Will 49ers break pattern, draft top cornerback?

In this month's upcoming draft, San Francisco can select a cornerback before Round 3 for the first time since 2004.|

The 49ers have a chance to do something radical in the upcoming draft:

They can draft a cornerback before Round 3 for the first time since 2004, when they took Shawntae Spencer with the 58th pick.

Or they can get really daring, and draft a cornerback with a top-20 pick in Round 1 for the first time since 1981, when they took Ronnie Lott, who played cornerback for the first five seasons of his career and turned out to be pretty good.

This year, the 49ers own the 13th pick. And considering how their defense gave up deep pass after deep pass to the Chiefs in the fourth quarter of their Super Bowl loss, it’s clear the 49ers need a cornerback and should consider drafting one in Round 1.

But the 49ers strangely haven’t taken the cornerback position seriously since the days of Bill Walsh and George Seifert.

In 1981, Walsh drafted Lott with the eighth pick and cornerback Eric Wright with the 40th pick. Those two each won four Super Bowls with the 49ers and were two of the best draft picks in franchise history. And yet, since 1981, the 49ers have drafted only three cornerbacks before the 40th pick: R.W. McQuarters, Ahmed Plummer and Mike Rumph. Bust, bust, bust.

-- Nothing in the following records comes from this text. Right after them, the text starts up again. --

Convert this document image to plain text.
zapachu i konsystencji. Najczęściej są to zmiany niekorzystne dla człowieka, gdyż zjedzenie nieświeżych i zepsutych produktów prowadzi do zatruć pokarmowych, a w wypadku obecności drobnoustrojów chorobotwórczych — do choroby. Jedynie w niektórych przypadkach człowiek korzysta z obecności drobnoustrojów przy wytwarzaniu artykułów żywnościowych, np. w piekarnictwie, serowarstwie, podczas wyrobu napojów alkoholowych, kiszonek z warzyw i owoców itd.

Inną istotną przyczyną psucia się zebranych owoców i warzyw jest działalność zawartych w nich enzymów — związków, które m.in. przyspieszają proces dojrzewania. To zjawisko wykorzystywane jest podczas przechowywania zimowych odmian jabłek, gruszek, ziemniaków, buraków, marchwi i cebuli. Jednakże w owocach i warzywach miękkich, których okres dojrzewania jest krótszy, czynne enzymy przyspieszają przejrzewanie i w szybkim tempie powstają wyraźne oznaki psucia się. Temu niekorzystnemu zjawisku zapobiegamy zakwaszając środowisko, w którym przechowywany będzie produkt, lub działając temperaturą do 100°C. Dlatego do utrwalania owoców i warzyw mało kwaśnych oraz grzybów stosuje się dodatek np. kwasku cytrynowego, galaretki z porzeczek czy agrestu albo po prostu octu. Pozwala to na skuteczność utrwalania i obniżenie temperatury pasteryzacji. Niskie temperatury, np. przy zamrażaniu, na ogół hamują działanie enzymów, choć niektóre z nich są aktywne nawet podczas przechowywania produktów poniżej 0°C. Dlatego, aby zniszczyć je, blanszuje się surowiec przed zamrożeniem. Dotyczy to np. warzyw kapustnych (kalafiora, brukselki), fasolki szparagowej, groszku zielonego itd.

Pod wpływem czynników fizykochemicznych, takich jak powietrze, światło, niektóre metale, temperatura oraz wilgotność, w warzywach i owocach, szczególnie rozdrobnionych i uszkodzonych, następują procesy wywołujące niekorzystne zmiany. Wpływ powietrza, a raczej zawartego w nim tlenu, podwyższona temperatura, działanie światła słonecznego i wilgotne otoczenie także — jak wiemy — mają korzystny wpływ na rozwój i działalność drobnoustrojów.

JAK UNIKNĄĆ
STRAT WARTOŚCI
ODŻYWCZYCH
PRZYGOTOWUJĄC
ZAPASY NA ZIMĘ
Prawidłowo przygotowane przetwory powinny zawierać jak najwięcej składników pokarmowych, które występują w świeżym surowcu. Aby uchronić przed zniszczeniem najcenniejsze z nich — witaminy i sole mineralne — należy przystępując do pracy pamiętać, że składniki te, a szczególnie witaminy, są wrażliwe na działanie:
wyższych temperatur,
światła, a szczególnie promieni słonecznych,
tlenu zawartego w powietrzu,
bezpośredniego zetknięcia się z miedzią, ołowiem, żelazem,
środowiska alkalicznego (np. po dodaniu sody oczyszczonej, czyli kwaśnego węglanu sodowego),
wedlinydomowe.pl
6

After Seifert became the head coach in 1989, the 49ers took cornerback Eric Davis with the 53rd pick in 1990, and he went on to become an All-Pro. In 1994, the 49ers paired Davis with arguably the greatest cornerback of all time, Deion Sanders, and the 49ers won their fifth Super Bowl. Then Sanders left in 1995, Davis left in 1996 and Seifert got fired in 1997, and the 49ers haven’t had a premium cornerback in his prime ever since.

They’ve mostly pulled cornerbacks off the scrap heap the past 23 years. Either they’ve signed discount veterans coming off major injuries (Richard Sherman) or disappointing stints elsewhere (Carlos Rogers), or drafted starting corners in Round 3 (Ahkello Witherspoon, Chris Culliver).

The 49ers can justify their cornerback devaluation because they believe a good pass rush and a solid zone-coverage scheme can hide mediocre corners. And the 49ers are right, to an extent. Teams can make it quite far with an excellent pass rush and an excellent defensive coordinator - they can make it all the way to the Super Bowl, as the 49ers proved in 2012 and 2019. Both seasons, the 49ers had ferocious pass rushers and brilliant defensive coaches (Vic Fangio, Robert Saleh).

And both seasons, the 49ers lost the Super Bowl largely because their cornerbacks played poorly during the final game. Got exposed. However you want to put it. In 2012, the Ravens embarrassed Carlos Rogers and Chris Culliver. And two months ago, the Chiefs embarrassed Richard Sherman and Emmanuel Moseley.

Every defense eventually comes across a phenomenal quarterback, such as Patrick Mahomes, who can avoid a pass rush and make plays under heavy pressure. Against these quarterbacks, a defense needs a premium cornerback who can cover elite wide receivers man to man. The 49ers haven’t had a cornerback who fits that description in 25 years.

The 49ers need a premium cornerback more than ever, because they traded their best defensive player, DeForest Buckner. Traded him to the Colts for the 13th pick. Without Buckner, the 49ers’ pass rush will regress, and so the cornerbacks will have to work harder than last season.

Fortunately for the 49ers, they have a chance to draft a premium cornerback. With the 13th pick, the 49ers can take Florida cornerback C.J. Henderson, who has the size, speed and athletic ability to run stride-for-stride with the best wide receivers in the NFL. The 49ers probably could trade down two or three spots, pick up a late-third-round draft pick and still get Henderson.

Either way, Henderson is the kind of cornerback the 49ers haven’t had since Eric Wright, Eric Davis and Deion Sanders. The kind of cornerback who can do everything, and isn’t limited to zone coverage, like Sherman. The kind of cornerback who could make the 49ers’ defense historically good.

Henderson earned a first-team All-SEC selection in 2019. He’s 6-foot-1, 204 pounds and he ran a 4.39 40-yard dash at the NFL scouting combine. He’s a stud. NFL.com projects him to be a quality starter immediately.

Sherman and Witherspoon both will be unrestricted free agents after next season, and both could sign with new teams in 2021. It’s time for the 49ers to draft and develop a new cornerback.

It’s time they do what Walsh and Seifert did.